The Asian financial crisis was a period of financial upset which occurred in many Asian nations in the middle of the 1990s. The depths of the Asian financial crisis led global leaders to express concern that the crisis could spread globally, and these concerns were used to justify an intervention by the International Monetary Fund (IMF). Economists took a number of important lessons away from this financial crisis and other periods of financial turmoil which occurred around the world in the 1990s, and the crisis highlighted the global nature of the economy.
In the early 1990s, economists all over the world were hailing the “Asian miracle.” Many Asian nations were experiencing unprecedented rates of financial growth, which generated substantial returns for investors who became involved in various economic endeavors in Asia. Asian real estate markets in particular experienced a great deal of growth, and many governments were slow to regulate and put risk management strategies in place. This decision turned out to be a very bad one.
In early 1997, several nations reported minor concerns about their economies and the strength of their currencies. Most investors and economists believed that the Asian economy would remain fundamentally strong, however, and little credence was given to these concerns until July 1997, when the Thai baht collapsed dramatically, followed by currencies in many other Southeast Asian countries. The first round of rapid currency devaluation was followed by another, causing financial instability to spread from Thailand to nations like South Korea, Indonesia, Laos, Malaysia, and the Philippines.
With currency devaluation came investor and lender panic, along with rampant speculation. Speculators further destabilized the Asian economy, while withdrawals of credit and investment funds created a credit crunch. Nations gripped in the Asian financial crisis desperately needed capital, but found funds increasingly unavailable, and this contributed to further economic destabilization. In several nations, the economic turmoil was accompanied by political problems, most notably in Indonesia.

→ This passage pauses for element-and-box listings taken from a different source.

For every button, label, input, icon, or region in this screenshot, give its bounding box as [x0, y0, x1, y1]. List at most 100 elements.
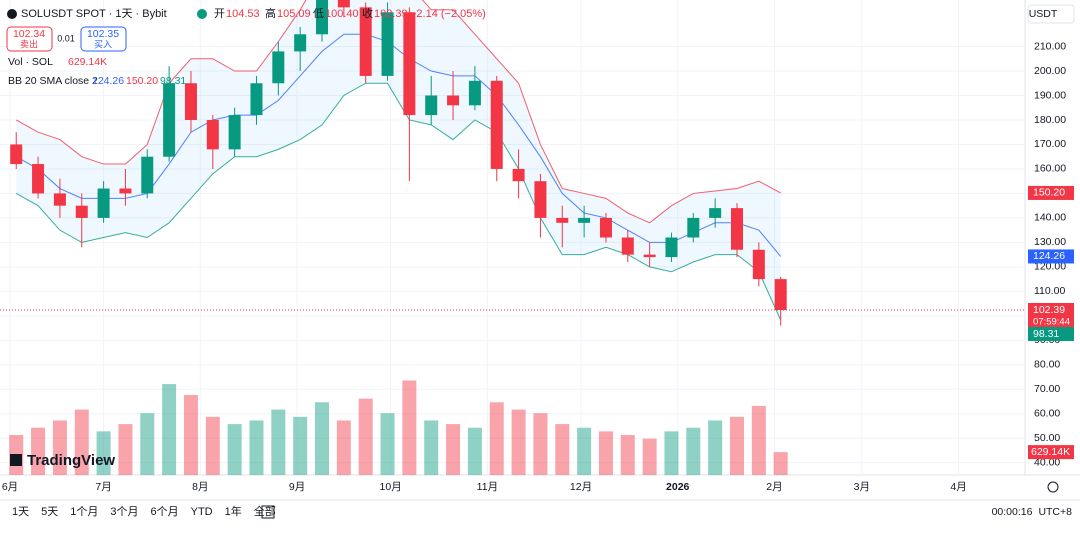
volume-bar: [358, 398, 373, 475]
ohlc-value: 100.40: [325, 8, 359, 20]
volume-bar: [52, 420, 67, 475]
volume-bar: [555, 424, 570, 475]
ohlc-label: 开: [214, 8, 225, 20]
range-button[interactable]: 6个月: [151, 505, 179, 518]
buy-button[interactable]: [80, 26, 127, 52]
candle-body: [447, 95, 460, 106]
range-button[interactable]: 全部: [254, 504, 276, 518]
volume-badge-label: 629.14K: [1031, 446, 1070, 458]
candle-body: [294, 34, 307, 52]
buy-price: 102.35: [87, 28, 119, 40]
volume-bar: [708, 420, 723, 475]
volume-bar: [577, 427, 592, 475]
volume-bar: [424, 420, 439, 475]
sell-button[interactable]: [6, 26, 53, 52]
volume-bar: [511, 409, 526, 475]
candle-body: [381, 12, 394, 76]
volume-bar: [140, 413, 155, 475]
candle-body: [10, 144, 23, 165]
volume-bar: [74, 409, 89, 475]
candle-body: [141, 156, 154, 194]
candle-body: [774, 279, 787, 310]
candle-body: [643, 254, 656, 258]
candle-body: [578, 217, 591, 223]
volume-bar: [402, 380, 417, 475]
y-tick-label: 80.00: [1034, 359, 1060, 371]
range-button[interactable]: 1天: [12, 506, 29, 518]
candle-body: [337, 0, 350, 8]
y-tick-label: 170.00: [1034, 138, 1066, 150]
change: −2.14 (−2.05%): [410, 8, 486, 20]
volume-bar: [249, 420, 264, 475]
volume-bar: [336, 420, 351, 475]
volume-bar: [96, 431, 111, 475]
volume-bar: [642, 438, 657, 475]
volume-bar: [598, 431, 613, 475]
sell-price: 102.34: [13, 28, 45, 40]
currency-button[interactable]: [1027, 4, 1075, 24]
ohlc-value: 104.53: [226, 8, 260, 20]
candle-body: [403, 12, 416, 116]
x-tick-label: 12月: [570, 481, 592, 493]
volume-bar: [205, 416, 220, 475]
volume-bar: [620, 435, 635, 475]
price-badge-label: 150.20: [1033, 187, 1065, 199]
x-tick-label: 8月: [192, 481, 208, 493]
price-badge-label: 102.39: [1033, 304, 1065, 316]
band-fill: [16, 0, 781, 320]
volume-bar: [533, 413, 548, 475]
volume-bar: [118, 424, 133, 475]
x-tick-label: 7月: [95, 481, 111, 493]
range-button[interactable]: YTD: [191, 506, 213, 518]
logo-icon: [10, 454, 22, 466]
volume-badge: [1028, 445, 1074, 460]
y-tick-label: 60.00: [1034, 408, 1060, 420]
candle-body: [709, 208, 722, 218]
legend-value: 124.26: [92, 75, 124, 87]
ohlc-label: 高: [265, 6, 276, 20]
range-button[interactable]: 5天: [41, 506, 58, 518]
candle-body: [556, 217, 569, 223]
x-tick-label: 2月: [766, 481, 782, 493]
x-tick-label: 3月: [854, 481, 870, 493]
band-line: [15, 33, 782, 257]
legend-value: 98.31: [160, 75, 186, 87]
x-tick-label: 2026: [666, 481, 690, 493]
price-badge: [1028, 326, 1074, 341]
settings-icon[interactable]: [1047, 481, 1059, 493]
timezone[interactable]: UTC+8: [1038, 506, 1072, 518]
price-badge: [1028, 249, 1074, 264]
candle-body: [752, 249, 765, 280]
y-tick-label: 110.00: [1034, 285, 1065, 297]
y-tick-label: 120.00: [1034, 261, 1066, 273]
candle-body: [119, 188, 132, 194]
candle-body: [163, 83, 176, 157]
candle-body: [75, 205, 88, 218]
date-range-icon[interactable]: [261, 505, 275, 519]
volume-bar: [686, 427, 701, 475]
candle-body: [250, 83, 263, 116]
candle-body: [228, 115, 241, 150]
ohlc-value: 102.39: [374, 8, 408, 20]
x-tick-label: 9月: [289, 481, 305, 493]
y-tick-label: 190.00: [1034, 89, 1066, 101]
clock: 00:00:16: [992, 506, 1033, 518]
candle-body: [316, 0, 329, 35]
volume-bar: [162, 384, 177, 475]
volume-bar: [293, 416, 308, 475]
y-tick-label: 210.00: [1034, 40, 1066, 52]
range-button[interactable]: 3个月: [110, 505, 138, 518]
countdown: 07:59:44: [1033, 317, 1070, 328]
band-line: [15, 0, 781, 224]
x-tick-label: 4月: [950, 481, 966, 493]
range-button[interactable]: 1年: [225, 504, 242, 518]
range-button[interactable]: 1个月: [70, 505, 98, 518]
currency: USDT: [1029, 8, 1058, 20]
y-tick-label: 130.00: [1034, 236, 1066, 248]
volume-bar: [467, 427, 482, 475]
candle-body: [468, 80, 481, 106]
volume-bar: [751, 405, 766, 475]
price-badge-label: 98.31: [1033, 328, 1059, 340]
logo: TradingView: [27, 452, 115, 469]
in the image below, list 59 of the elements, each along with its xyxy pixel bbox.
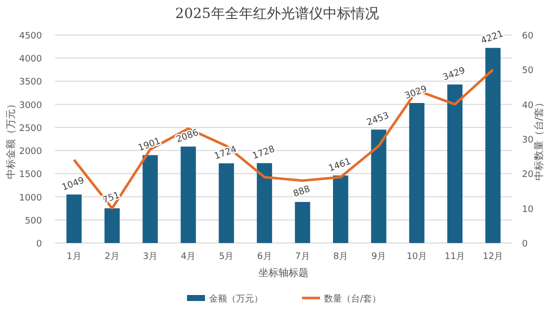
- bar: [142, 155, 158, 243]
- x-tick-label: 9月: [371, 252, 386, 262]
- y2-tick-label: 30: [522, 136, 534, 146]
- y-tick-label: 3000: [19, 100, 42, 111]
- y2-tick-label: 50: [522, 66, 534, 76]
- y-tick-label: 2500: [19, 124, 42, 134]
- data-label: 4221: [480, 29, 505, 47]
- x-tick-label: 3月: [142, 252, 158, 262]
- bar: [371, 130, 386, 243]
- chart-title: 2025年全年红外光谱仪中标情况: [175, 6, 379, 22]
- bar: [333, 175, 348, 243]
- bar: [447, 84, 462, 243]
- y-axis-title: 中标金额（万元）: [5, 99, 17, 179]
- legend-label: 金额（万元）: [209, 294, 263, 304]
- x-tick-label: 1月: [66, 252, 82, 262]
- x-tick-label: 4月: [180, 252, 196, 262]
- data-label: 1901: [137, 136, 162, 154]
- y2-tick-label: 60: [522, 32, 534, 42]
- data-label: 1724: [213, 144, 238, 162]
- y-tick-label: 0: [36, 240, 42, 250]
- x-tick-label: 11月: [444, 252, 466, 262]
- y-tick-label: 500: [24, 216, 42, 226]
- legend-label: 数量（台/套）: [324, 294, 382, 304]
- y2-tick-label: 10: [522, 204, 534, 215]
- bar: [180, 146, 196, 243]
- y2-axis-title: 中标数量（台/套）: [533, 97, 545, 181]
- x-tick-label: 2月: [104, 252, 120, 262]
- data-label: 3429: [442, 66, 467, 84]
- data-label: 1728: [251, 144, 276, 162]
- x-axis-title: 坐标轴标题: [258, 267, 308, 279]
- bar: [409, 102, 424, 243]
- y-tick-label: 1500: [19, 170, 42, 180]
- bar: [294, 202, 310, 243]
- y-tick-label: 4000: [19, 54, 42, 65]
- data-label: 888: [292, 184, 312, 200]
- data-label: 2086: [175, 128, 200, 146]
- y-tick-label: 2000: [19, 147, 42, 158]
- x-tick-label: 5月: [219, 252, 234, 262]
- bar: [104, 208, 120, 243]
- data-label: 3029: [404, 84, 429, 102]
- y2-tick-label: 20: [522, 170, 534, 180]
- x-tick-label: 12月: [482, 252, 504, 262]
- y2-tick-label: 40: [522, 100, 534, 111]
- bar: [218, 163, 234, 243]
- x-tick-label: 6月: [257, 252, 272, 262]
- data-label: 2453: [366, 111, 390, 128]
- y-tick-label: 3500: [19, 78, 42, 88]
- y-tick-label: 4500: [19, 32, 42, 42]
- x-tick-label: 8月: [333, 252, 348, 262]
- data-label: 1461: [327, 156, 352, 174]
- x-tick-label: 10月: [406, 252, 428, 262]
- data-label: 751: [102, 190, 122, 206]
- bar: [256, 163, 272, 243]
- data-label: 1049: [60, 176, 86, 194]
- x-tick-label: 7月: [295, 252, 310, 262]
- bar: [485, 48, 501, 243]
- bar: [66, 194, 82, 243]
- y-tick-label: 1000: [19, 193, 42, 204]
- y2-tick-label: 0: [522, 240, 528, 250]
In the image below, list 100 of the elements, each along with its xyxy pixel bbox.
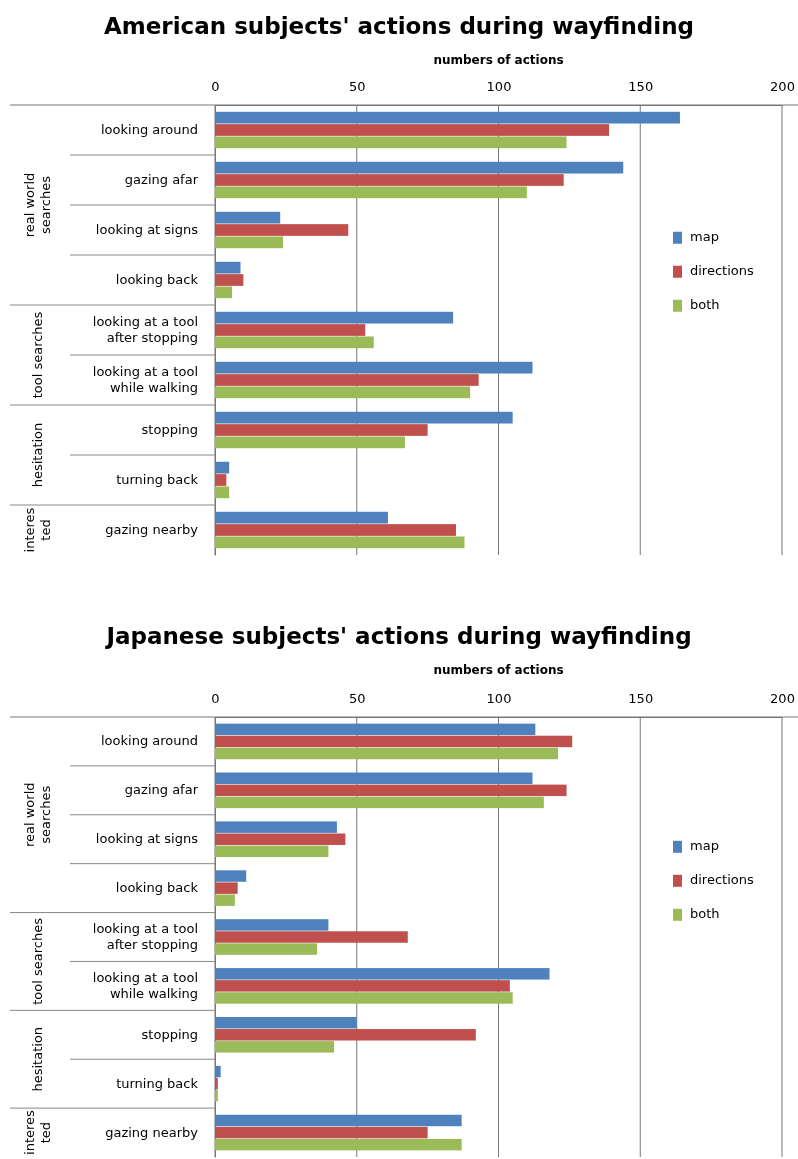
y-tick-label: looking at a tool while walking — [92, 969, 198, 1001]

Ultimately, the IMF stepped in with large infusions of capital to stabilize the Asian economy, arguing that the Asian financial crisis was starting to spread around the world as Asian trade partners suffered. Approximately 18 months after the start of the crisis, most Asian markets were largely stabilized and starting to recover. One of the grimmest lessons of the Asian financial crisis was the danger of speculation, especially on real estate, and of the issue of a cascading series of events which could turn an isolated economic problem into a regional one.